Los activos que carezcan de liquidez externa serán deslistados gradualmente, y la plataforma advirtió que no se hará responsable de su custodia si no son retirados a billeteras externas antes de esa fecha.
En paralelo, CoinEx recomprará los tokens CET a un precio fijado de 0,005 USDT por unidad hasta finales de septiembre, fecha en la que también dejarán de operar la red CoinEx Smart Chain (CSC) y el protocolo OneSwap.
La fecha límite para que los usuarios retiren sus fondos es el 22 de diciembre de 2026 a las 02:00 UTC. La compañía sostiene que mantiene una proporción de reservas superior al 100%, lo que garantizaría el respaldo total de los activos.
Aquellos saldos en USDT que no sean retirados tras la clausura de la plataforma serán transferidos a un sistema de custodia independiente, por el cual se cobrará una comisión mensual del 5% calculada sobre el balance original. El límite para reclamar estos fondos custodiados será el 22 de agosto de 2028. Los servicios paralelos CoinEx Wallet y CoinEx Vault continuarán operando con normalidad por tratarse de unidades de negocio independientes.
Una ola de cierres golpea a la industria de las criptomonedas
El fin de las operaciones de este exchange, lanzado en 2017, refleja un escenario marcado por clausuras consecutivas en el sector a lo largo de 2026.
Durante el mes de julio, las plataformas BitMEX y BitMart también comunicaron el cese de sus plataformas, tal como fue informando CriptoNoticias. El fenómeno es atribuible a una menor especulación global y a una fuerte presión regulatoria, situación que expulsa a las entidades menos rentables.
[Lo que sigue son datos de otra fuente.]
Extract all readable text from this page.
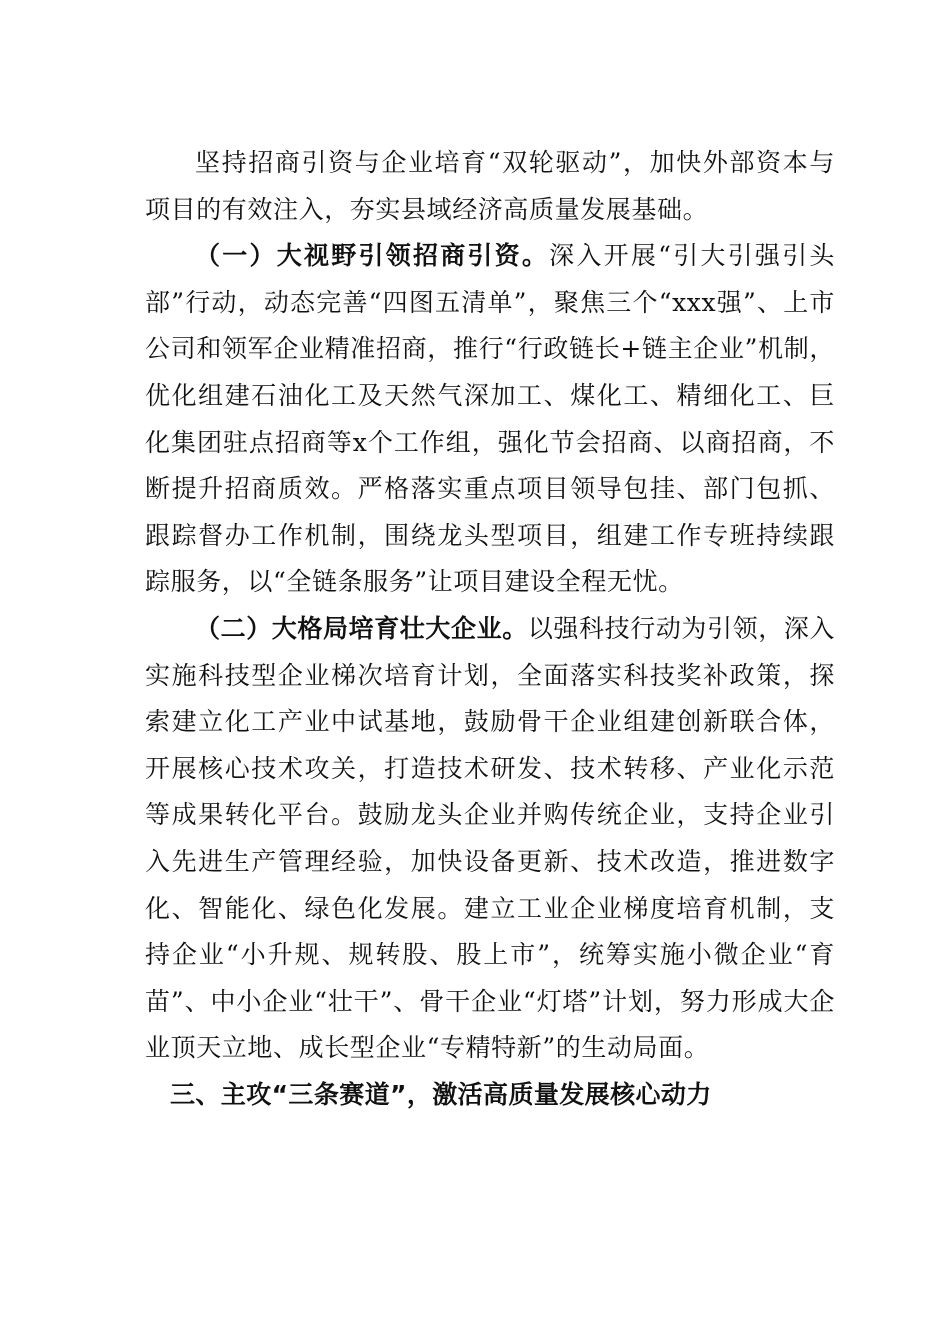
坚持招商引资与企业培育“双轮驱动”，加快外部资本与项目的有效注入，夯实县域经济高质量发展基础。

（一）大视野引领招商引资。深入开展“引大引强引头部”行动，动态完善“四图五清单”，聚焦三个“xxx强”、上市公司和领军企业精准招商，推行“行政链长+链主企业”机制，优化组建石油化工及天然气深加工、煤化工、精细化工、巨化集团驻点招商等x个工作组，强化节会招商、以商招商，不断提升招商质效。严格落实重点项目领导包挂、部门包抓、跟踪督办工作机制，围绕龙头型项目，组建工作专班持续跟踪服务，以“全链条服务”让项目建设全程无忧。

（二）大格局培育壮大企业。以强科技行动为引领，深入实施科技型企业梯次培育计划，全面落实科技奖补政策，探索建立化工产业中试基地，鼓励骨干企业组建创新联合体，开展核心技术攻关，打造技术研发、技术转移、产业化示范等成果转化平台。鼓励龙头企业并购传统企业，支持企业引入先进生产管理经验，加快设备更新、技术改造，推进数字化、智能化、绿色化发展。建立工业企业梯度培育机制，支持企业“小升规、规转股、股上市”，统筹实施小微企业“育苗”、中小企业“壮干”、骨干企业“灯塔”计划，努力形成大企业顶天立地、成长型企业“专精特新”的生动局面。

三、主攻“三条赛道”，激活高质量发展核心动力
A esta ola de liquidaciones impulsadas por el mercado se suman salidas provocadas por motivos de seguridad o ajustes estratégicos. A principios de septiembre, el exchange chileno Orionx notificó su cierre definitivo tras confirmarse la sustracción de más de 7 millones de dólares en criptomonedas de sus clientes.
Asimismo, firmas gestoras como Bitwise iniciaron la liquidación de instrumentos bursátiles específicos, como su fondo cotizado en bolsa (ETF) basado en dogecoin (DOGE), cuyo último día de negociación será a mediados de octubre.
La convergencia de estos eventos evidencia un proceso de depuración estructural en la industria, donde plataformas históricas cesan su actividad.
En este contexto de transición corporativa, la principal medida de mitigación de riesgo para los clientes de las empresas afectadas consiste en retirar sus activos dentro de los plazos estipulados y verificar cualquier comunicación a través de canales oficiales, a fin de evitar los intentos de fraude e ingeniería social que suelen proliferar ante los anuncios de liquidación.